AEs that led to dose interruption occurred in 54% of patients on olaparib plus bevacizumab compared with 24% of patients on single-agent bevacizumab. Dose reductions occurred in 41% and 7% of patients on olaparib/bevacizumab and bevacizumab alone, respectively. Treatment discontinuations occurred in 20% of patients on the combination compared with 6% of those on bevacizumab alone.
In December 2018, the FDA approved olaparib as a maintenance treatment for patients with deleterious or suspected deleterious germline or somatic BRCA-mutated advanced epithelial ovarian, fallopian tube, or primary peritoneal cancer who are in CR or PR to frontline platinum-based chemotherapy.

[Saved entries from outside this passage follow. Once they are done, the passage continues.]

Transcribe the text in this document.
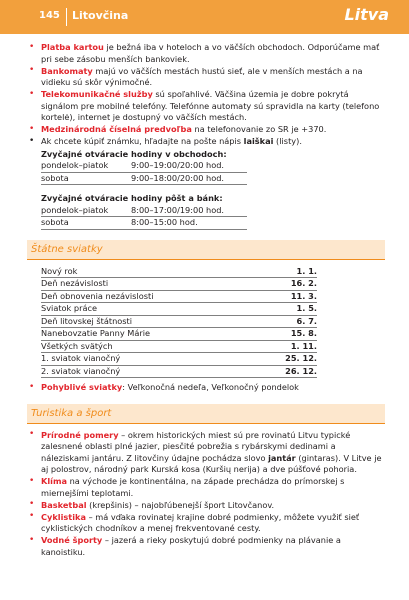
145 Litovčina	Litva
• Platba kartou je bežná iba v hoteloch a vo väčších obchodoch. Odporúčame mať pri sebe zásobu menších bankoviek.
• Bankomaty majú vo väčších mestách hustú sieť, ale v menších mestách a na vidieku sú skôr výnimočné.
• Telekomunikačné služby sú spoľahlivé. Väčšina územia je dobre pokrytá signálom pre mobilné telefóny. Telefónne automaty sú spravidla na karty (telefono kortelė), internet je dostupný vo väčších mestách.
• Medzinárodná číselná predvoľba na telefonovanie zo SR je +370.
• Ak chcete kúpiť známku, hľadajte na pošte nápis laiškai (listy).
Zvyčajné otváracie hodiny v obchodoch:
pondelok–piatok	9:00–19:00/20:00 hod.
sobota	9:00–18:00/20:00 hod.
Zvyčajné otváracie hodiny pôšt a bánk:
pondelok–piatok	8:00–17:00/19:00 hod.
sobota	8:00–15:00 hod.
Štátne sviatky
Nový rok	1. 1.
Deň nezávislosti	16. 2.
Deň obnovenia nezávislosti	11. 3.
Sviatok práce	1. 5.
Deň litovskej štátnosti	6. 7.
Nanebovzatie Panny Márie	15. 8.
Všetkých svätých	1. 11.
1. sviatok vianočný	25. 12.
2. sviatok vianočný	26. 12.
• Pohyblivé sviatky: Veľkonočná nedeľa, Veľkonočný pondelok
Turistika a šport
• Prírodné pomery – okrem historických miest sú pre rovinatú Litvu typické zalesnené oblasti plné jazier, piesčité pobrežia s rybárskymi dedinami a náleziskami jantáru. Z litovčiny údajne pochádza slovo jantár (gintaras). V Litve je aj polostrov, národný park Kurská kosa (Kuršių nerija) a dve púšťové pohoria.
• Klíma na východe je kontinentálna, na západe prechádza do prímorskej s miernejšími teplotami.
• Basketbal (krepšinis) – najobľúbenejší šport Litovčanov.
• Cyklistika – má vďaka rovinatej krajine dobré podmienky, môžete využiť sieť cyklistických chodníkov a menej frekventované cesty.
• Vodné športy – jazerá a rieky poskytujú dobré podmienky na plávanie a kanoistiku.
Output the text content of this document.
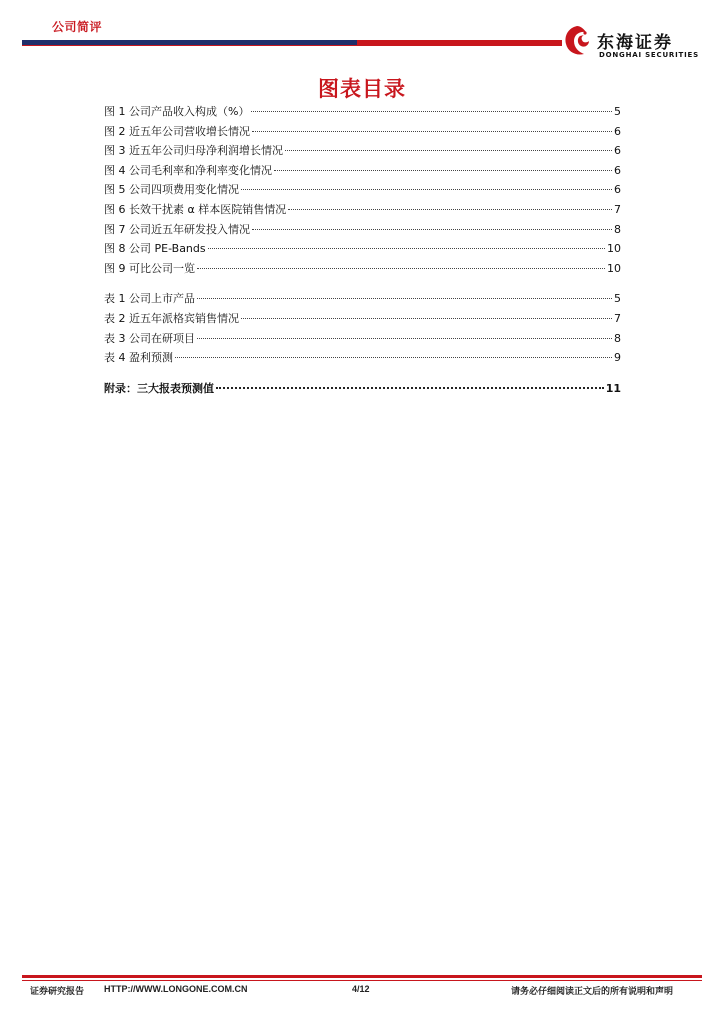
公司简评
东海证券
DONGHAI SECURITIES
图表目录
图 1 公司产品收入构成（%）	5
图 2 近五年公司营收增长情况	6
图 3 近五年公司归母净利润增长情况	6
图 4 公司毛利率和净利率变化情况	6
图 5 公司四项费用变化情况	6
图 6 长效干扰素 α 样本医院销售情况	7
图 7 公司近五年研发投入情况	8
图 8 公司 PE-Bands	10
图 9 可比公司一览	10
表 1 公司上市产品	5
表 2 近五年派格宾销售情况	7
表 3 公司在研项目	8
表 4 盈利预测	9
附录：三大报表预测值	11
证券研究报告 HTTP://WWW.LONGONE.COM.CN	4/12	请务必仔细阅读正文后的所有说明和声明
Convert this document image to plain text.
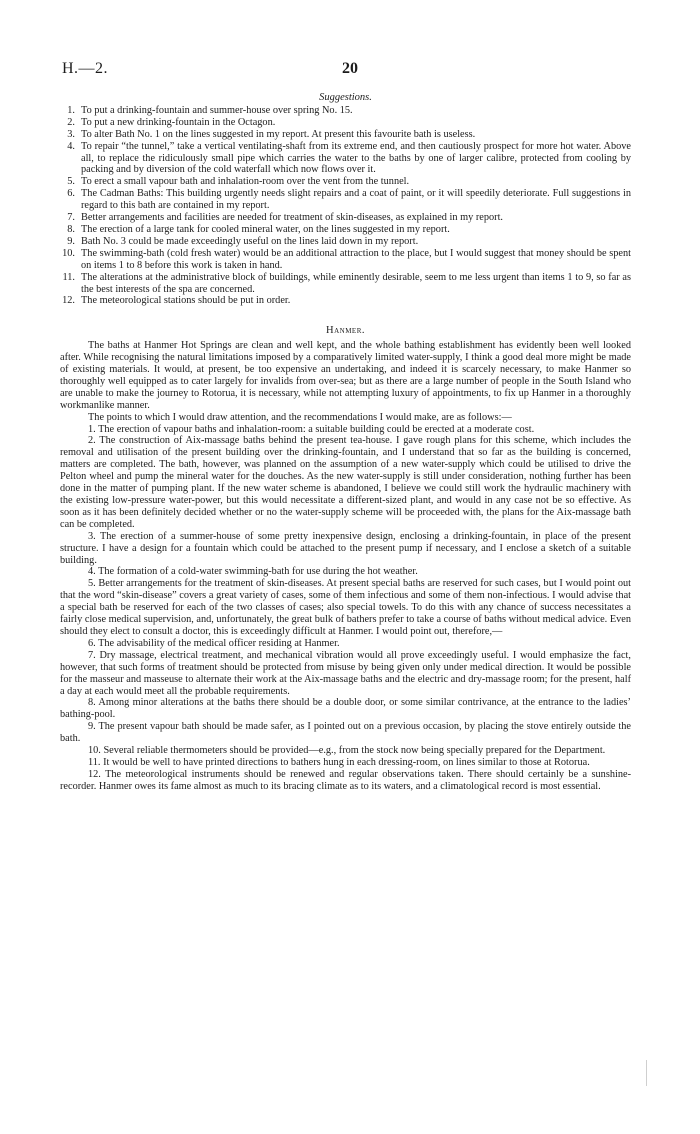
H.—2.	20
Suggestions.
1. To put a drinking-fountain and summer-house over spring No. 15.
2. To put a new drinking-fountain in the Octagon.
3. To alter Bath No. 1 on the lines suggested in my report. At present this favourite bath is useless.
4. To repair “the tunnel,” take a vertical ventilating-shaft from its extreme end, and then cautiously prospect for more hot water. Above all, to replace the ridiculously small pipe which carries the water to the baths by one of larger calibre, protected from cooling by packing and by diversion of the cold waterfall which now flows over it.
5. To erect a small vapour bath and inhalation-room over the vent from the tunnel.
6. The Cadman Baths: This building urgently needs slight repairs and a coat of paint, or it will speedily deteriorate. Full suggestions in regard to this bath are contained in my report.
7. Better arrangements and facilities are needed for treatment of skin-diseases, as explained in my report.
8. The erection of a large tank for cooled mineral water, on the lines suggested in my report.
9. Bath No. 3 could be made exceedingly useful on the lines laid down in my report.
10. The swimming-bath (cold fresh water) would be an additional attraction to the place, but I would suggest that money should be spent on items 1 to 8 before this work is taken in hand.
11. The alterations at the administrative block of buildings, while eminently desirable, seem to me less urgent than items 1 to 9, so far as the best interests of the spa are concerned.
12. The meteorological stations should be put in order.
Hanmer.

The baths at Hanmer Hot Springs are clean and well kept, and the whole bathing establishment has evidently been well looked after. While recognising the natural limitations imposed by a comparatively limited water-supply, I think a good deal more might be made of existing materials. It would, at present, be too expensive an undertaking, and indeed it is scarcely necessary, to make Hanmer so thoroughly well equipped as to cater largely for invalids from over-sea; but as there are a large number of people in the South Island who are unable to make the journey to Rotorua, it is necessary, while not attempting luxury of appointments, to fix up Hanmer in a thoroughly workmanlike manner.

The points to which I would draw attention, and the recommendations I would make, are as follows:—

1. The erection of vapour baths and inhalation-room: a suitable building could be erected at a moderate cost.

2. The construction of Aix-massage baths behind the present tea-house. I gave rough plans for this scheme, which includes the removal and utilisation of the present building over the drinking-fountain, and I understand that so far as the building is concerned, matters are completed. The bath, however, was planned on the assumption of a new water-supply which could be utilised to drive the Pelton wheel and pump the mineral water for the douches. As the new water-supply is still under consideration, nothing further has been done in the matter of pumping plant. If the new water scheme is abandoned, I believe we could still work the hydraulic machinery with the existing low-pressure water-power, but this would necessitate a different-sized plant, and would in any case not be so effective. As soon as it has been definitely decided whether or no the water-supply scheme will be proceeded with, the plans for the Aix-massage bath can be completed.

3. The erection of a summer-house of some pretty inexpensive design, enclosing a drinking-fountain, in place of the present structure. I have a design for a fountain which could be attached to the present pump if necessary, and I enclose a sketch of a suitable building.

4. The formation of a cold-water swimming-bath for use during the hot weather.

5. Better arrangements for the treatment of skin-diseases. At present special baths are reserved for such cases, but I would point out that the word “skin-disease” covers a great variety of cases, some of them infectious and some of them non-infectious. I would advise that a special bath be reserved for each of the two classes of cases; also special towels. To do this with any chance of success necessitates a fairly close medical supervision, and, unfortunately, the great bulk of bathers prefer to take a course of baths without medical advice. Even should they elect to consult a doctor, this is exceedingly difficult at Hanmer. I would point out, therefore,—

6. The advisability of the medical officer residing at Hanmer.

7. Dry massage, electrical treatment, and mechanical vibration would all prove exceedingly useful. I would emphasize the fact, however, that such forms of treatment should be protected from misuse by being given only under medical direction. It would be possible for the masseur and masseuse to alternate their work at the Aix-massage baths and the electric and dry-massage room; for the present, half a day at each would meet all the probable requirements.

8. Among minor alterations at the baths there should be a double door, or some similar contrivance, at the entrance to the ladies’ bathing-pool.

9. The present vapour bath should be made safer, as I pointed out on a previous occasion, by placing the stove entirely outside the bath.

10. Several reliable thermometers should be provided—e.g., from the stock now being specially prepared for the Department.

11. It would be well to have printed directions to bathers hung in each dressing-room, on lines similar to those at Rotorua.

12. The meteorological instruments should be renewed and regular observations taken. There should certainly be a sunshine-recorder. Hanmer owes its fame almost as much to its bracing climate as to its waters, and a climatological record is most essential.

This approval was based on findings from the phase 3 SOLO-1 trial, in which olaparib reduced the risk of disease progression or death by 70% in patients with BRCA-mutant advanced ovarian cancer who were in CR or PR to platinum-based chemotherapy (HR, 0.30; 95% CI, 0.23-0.41; P <.001) compared with placebo following platinum-based chemotherapy.3
Olaparib is also approved as a single agent for the maintenance treatment of adult patients with recurrent epithelial ovarian, fallopian tube, or primary peritoneal cancer who are in CR or PR to platinum-based chemotherapy. The PARP inhibitor is also approved for the treatment of adult patients with deleterious or suspected deleterious germline BRCA-mutated advanced ovarian cancer who have been treated with ≥3 prior lines of chemotherapy.
Patients were enrolled regardless of the type or extent of surgery (upfront or interval). The median age was 60.5 years, and all patients had an ECOG performance status of 0 or 1. A total of 95.5% patients had serous histology.